When we finally made some decisions, we ordered prawn gyoza, grilled eggplant and chicken karaage, to start and for mains, a sashimi platter and sizzling pork. While we waited for the food I grilled Marie about her Air BnB experiences. This was by way of research, my new book has a character who hosts an Air BnB, funnily enough, in a quite similar situation to Marie. This discussion soon veered away from the amount of time that tourists spend in showers, and skipped lightly over vanity-publisher rip-offs, our first Japanese restaurant experience (the Fuji Tempura Bar, of revered memory), travel reminiscences, children’s relationships, tertiary education, and the important question of which is more important in a friendship, loyalty or honesty.

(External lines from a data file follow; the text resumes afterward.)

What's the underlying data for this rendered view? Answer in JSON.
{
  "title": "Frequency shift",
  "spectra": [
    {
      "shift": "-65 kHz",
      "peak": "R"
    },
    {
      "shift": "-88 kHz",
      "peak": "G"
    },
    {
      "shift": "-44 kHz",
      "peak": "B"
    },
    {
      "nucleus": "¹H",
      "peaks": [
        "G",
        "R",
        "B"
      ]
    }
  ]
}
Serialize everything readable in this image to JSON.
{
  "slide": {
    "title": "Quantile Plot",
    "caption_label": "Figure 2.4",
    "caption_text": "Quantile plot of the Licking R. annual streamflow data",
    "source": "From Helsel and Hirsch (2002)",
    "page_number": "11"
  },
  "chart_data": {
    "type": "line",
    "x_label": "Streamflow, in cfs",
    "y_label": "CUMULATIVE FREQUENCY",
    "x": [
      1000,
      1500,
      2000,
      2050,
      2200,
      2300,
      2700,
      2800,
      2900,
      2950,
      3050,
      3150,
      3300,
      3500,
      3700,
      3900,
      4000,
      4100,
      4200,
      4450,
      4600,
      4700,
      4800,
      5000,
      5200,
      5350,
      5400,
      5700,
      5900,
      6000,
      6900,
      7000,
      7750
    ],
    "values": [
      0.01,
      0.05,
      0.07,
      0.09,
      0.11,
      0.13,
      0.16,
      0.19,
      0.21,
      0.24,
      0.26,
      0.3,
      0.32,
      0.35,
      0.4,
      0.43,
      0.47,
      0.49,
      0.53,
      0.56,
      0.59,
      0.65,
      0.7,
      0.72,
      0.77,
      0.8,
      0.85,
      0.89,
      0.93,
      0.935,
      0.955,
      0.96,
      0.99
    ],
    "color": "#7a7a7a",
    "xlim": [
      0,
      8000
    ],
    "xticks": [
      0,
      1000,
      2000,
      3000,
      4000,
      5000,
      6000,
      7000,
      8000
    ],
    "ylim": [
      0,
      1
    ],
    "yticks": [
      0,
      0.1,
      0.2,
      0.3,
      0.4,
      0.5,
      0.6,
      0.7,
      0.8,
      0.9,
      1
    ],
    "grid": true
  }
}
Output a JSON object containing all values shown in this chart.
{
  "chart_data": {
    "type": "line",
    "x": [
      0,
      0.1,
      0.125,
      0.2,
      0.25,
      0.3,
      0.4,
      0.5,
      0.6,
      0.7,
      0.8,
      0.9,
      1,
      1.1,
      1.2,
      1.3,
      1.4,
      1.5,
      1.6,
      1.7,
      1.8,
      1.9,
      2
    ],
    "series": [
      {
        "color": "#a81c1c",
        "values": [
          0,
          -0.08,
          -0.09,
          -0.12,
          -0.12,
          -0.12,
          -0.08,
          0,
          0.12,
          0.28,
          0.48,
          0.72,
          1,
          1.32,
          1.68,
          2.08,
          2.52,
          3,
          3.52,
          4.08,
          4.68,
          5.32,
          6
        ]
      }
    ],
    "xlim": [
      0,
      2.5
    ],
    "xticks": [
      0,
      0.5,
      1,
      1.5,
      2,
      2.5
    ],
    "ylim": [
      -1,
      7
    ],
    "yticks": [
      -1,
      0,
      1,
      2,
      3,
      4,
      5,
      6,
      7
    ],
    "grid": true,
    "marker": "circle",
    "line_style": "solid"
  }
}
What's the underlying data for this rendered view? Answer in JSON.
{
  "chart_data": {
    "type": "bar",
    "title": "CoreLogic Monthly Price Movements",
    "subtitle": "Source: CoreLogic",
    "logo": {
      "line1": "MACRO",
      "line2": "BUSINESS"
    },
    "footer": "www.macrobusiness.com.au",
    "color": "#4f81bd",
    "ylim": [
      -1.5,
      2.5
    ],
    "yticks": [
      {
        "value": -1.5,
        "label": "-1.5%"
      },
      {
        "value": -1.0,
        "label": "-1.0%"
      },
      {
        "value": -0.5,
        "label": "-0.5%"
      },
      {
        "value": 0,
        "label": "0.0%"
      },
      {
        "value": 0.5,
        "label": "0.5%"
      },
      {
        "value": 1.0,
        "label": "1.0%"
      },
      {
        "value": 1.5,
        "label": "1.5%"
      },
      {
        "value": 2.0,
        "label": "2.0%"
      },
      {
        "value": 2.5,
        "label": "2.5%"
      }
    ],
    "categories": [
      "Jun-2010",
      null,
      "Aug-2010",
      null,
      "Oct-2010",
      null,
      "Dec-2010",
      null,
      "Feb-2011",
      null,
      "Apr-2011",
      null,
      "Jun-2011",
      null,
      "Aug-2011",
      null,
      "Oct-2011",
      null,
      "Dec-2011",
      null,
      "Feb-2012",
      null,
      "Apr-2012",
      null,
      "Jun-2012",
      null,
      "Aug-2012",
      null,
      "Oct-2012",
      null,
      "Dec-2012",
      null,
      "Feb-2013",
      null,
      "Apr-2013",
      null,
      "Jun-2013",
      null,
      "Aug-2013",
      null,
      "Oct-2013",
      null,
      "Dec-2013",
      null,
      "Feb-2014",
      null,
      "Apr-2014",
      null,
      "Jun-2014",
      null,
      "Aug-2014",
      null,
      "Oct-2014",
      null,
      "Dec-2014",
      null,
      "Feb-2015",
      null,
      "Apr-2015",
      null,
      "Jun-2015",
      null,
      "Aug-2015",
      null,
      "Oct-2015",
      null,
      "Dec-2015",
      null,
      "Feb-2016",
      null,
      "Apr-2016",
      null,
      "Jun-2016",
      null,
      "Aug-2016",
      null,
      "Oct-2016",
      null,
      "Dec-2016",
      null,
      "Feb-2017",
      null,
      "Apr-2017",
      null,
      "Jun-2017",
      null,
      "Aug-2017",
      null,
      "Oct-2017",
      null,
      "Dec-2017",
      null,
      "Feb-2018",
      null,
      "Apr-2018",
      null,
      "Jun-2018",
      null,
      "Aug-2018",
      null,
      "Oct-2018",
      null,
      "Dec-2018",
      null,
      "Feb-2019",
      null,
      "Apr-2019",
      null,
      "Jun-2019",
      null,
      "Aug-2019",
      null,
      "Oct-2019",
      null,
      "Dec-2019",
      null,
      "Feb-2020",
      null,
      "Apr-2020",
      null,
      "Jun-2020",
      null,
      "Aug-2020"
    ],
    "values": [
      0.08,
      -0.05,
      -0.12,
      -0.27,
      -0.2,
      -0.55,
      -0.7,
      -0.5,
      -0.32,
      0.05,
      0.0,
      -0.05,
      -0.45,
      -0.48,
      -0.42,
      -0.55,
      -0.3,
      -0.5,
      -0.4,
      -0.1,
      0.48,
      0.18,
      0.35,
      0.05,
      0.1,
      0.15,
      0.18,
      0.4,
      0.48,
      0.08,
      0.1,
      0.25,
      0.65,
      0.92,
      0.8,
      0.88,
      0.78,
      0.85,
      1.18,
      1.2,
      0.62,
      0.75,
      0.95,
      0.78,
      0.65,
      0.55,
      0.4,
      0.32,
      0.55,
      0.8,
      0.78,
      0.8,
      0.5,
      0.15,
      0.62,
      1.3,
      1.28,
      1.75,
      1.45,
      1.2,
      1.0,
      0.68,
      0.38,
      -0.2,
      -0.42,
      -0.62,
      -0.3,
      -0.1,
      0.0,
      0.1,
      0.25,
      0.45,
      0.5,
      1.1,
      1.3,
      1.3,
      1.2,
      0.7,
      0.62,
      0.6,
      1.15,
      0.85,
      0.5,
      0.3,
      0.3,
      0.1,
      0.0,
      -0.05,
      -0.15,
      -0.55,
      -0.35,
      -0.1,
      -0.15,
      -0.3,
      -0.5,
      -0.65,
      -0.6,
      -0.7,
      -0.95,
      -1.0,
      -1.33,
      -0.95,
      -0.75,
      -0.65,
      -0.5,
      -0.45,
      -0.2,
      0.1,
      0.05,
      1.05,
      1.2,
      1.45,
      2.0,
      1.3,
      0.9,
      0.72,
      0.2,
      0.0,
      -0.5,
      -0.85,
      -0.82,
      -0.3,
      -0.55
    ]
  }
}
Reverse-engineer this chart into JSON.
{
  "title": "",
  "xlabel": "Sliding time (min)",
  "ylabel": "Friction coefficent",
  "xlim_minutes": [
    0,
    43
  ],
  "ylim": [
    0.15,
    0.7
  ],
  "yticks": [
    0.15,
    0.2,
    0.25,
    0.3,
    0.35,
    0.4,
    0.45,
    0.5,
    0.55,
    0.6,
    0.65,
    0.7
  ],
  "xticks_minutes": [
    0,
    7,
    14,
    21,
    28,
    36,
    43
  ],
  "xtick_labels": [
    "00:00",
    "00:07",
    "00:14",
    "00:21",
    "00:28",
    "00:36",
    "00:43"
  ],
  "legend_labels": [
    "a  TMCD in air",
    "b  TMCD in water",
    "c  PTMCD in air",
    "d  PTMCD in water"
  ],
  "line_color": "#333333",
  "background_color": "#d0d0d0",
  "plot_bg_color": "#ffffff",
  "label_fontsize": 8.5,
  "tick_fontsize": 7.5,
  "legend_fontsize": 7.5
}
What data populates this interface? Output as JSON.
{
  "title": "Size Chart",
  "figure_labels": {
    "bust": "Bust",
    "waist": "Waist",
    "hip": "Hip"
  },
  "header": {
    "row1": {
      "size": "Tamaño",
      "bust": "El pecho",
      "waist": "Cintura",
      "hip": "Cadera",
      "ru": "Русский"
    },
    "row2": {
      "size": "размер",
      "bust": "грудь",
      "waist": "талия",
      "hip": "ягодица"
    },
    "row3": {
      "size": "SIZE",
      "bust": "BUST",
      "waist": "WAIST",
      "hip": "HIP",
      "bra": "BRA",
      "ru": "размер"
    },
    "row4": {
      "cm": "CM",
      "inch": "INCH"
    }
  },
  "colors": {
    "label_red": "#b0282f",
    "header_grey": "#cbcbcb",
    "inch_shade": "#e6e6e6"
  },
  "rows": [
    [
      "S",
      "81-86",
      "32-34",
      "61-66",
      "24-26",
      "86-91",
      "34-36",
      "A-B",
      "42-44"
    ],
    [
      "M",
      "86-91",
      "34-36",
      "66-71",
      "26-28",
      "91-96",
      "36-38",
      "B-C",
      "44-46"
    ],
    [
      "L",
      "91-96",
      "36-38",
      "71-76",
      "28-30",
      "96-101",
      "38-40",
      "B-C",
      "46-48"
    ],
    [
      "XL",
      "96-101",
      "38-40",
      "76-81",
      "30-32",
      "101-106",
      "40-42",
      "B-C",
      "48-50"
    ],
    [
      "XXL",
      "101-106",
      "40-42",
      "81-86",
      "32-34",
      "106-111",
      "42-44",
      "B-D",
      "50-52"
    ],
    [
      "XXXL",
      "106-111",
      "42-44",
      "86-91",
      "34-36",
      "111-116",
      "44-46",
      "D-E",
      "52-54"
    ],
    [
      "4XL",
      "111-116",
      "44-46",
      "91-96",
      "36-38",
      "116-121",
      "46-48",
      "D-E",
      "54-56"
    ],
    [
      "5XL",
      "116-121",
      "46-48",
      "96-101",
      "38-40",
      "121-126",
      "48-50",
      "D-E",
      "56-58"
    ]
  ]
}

Luckily the food turned out to be better than the service. The gyoza were plump and tasty, the eggplant meltingly delicious, and the chicken sweet and crunchy. The sashimi platter was generous and all the fish very fresh. It even came with a side salad that featured a wedge of orange. Always a welcome bonus. The sizzling pork came with lots of veggies and a sweet soy sauce. It was excellent too.
By this time, the first bottle of wine had disappeared. We asked the waiter for a bottle of sauv blanc from the menu. He was very apologetic again, explaining that his staff had only put one bottle of each white in the fridge that afternoon, so basically we could have a warm sauv blanc, or a cold Chardonnay. We went with the Chardy, even though this goes against Strop’s religion, she had drunk enough by this time to be agnostic on the issue.
The disappearance of the second bottle of wine coincided neatly with the disappearance of the last of the food. We took this as a sign and made our way out onto the street, where we battled our way through hordes of scantily clad and sweaty youngsters outside the Enmore Theatre, and paused for a quick dance to a 70s revival band, playing up a storm outside the Hub. A great way to finish our first Enmore Road outing.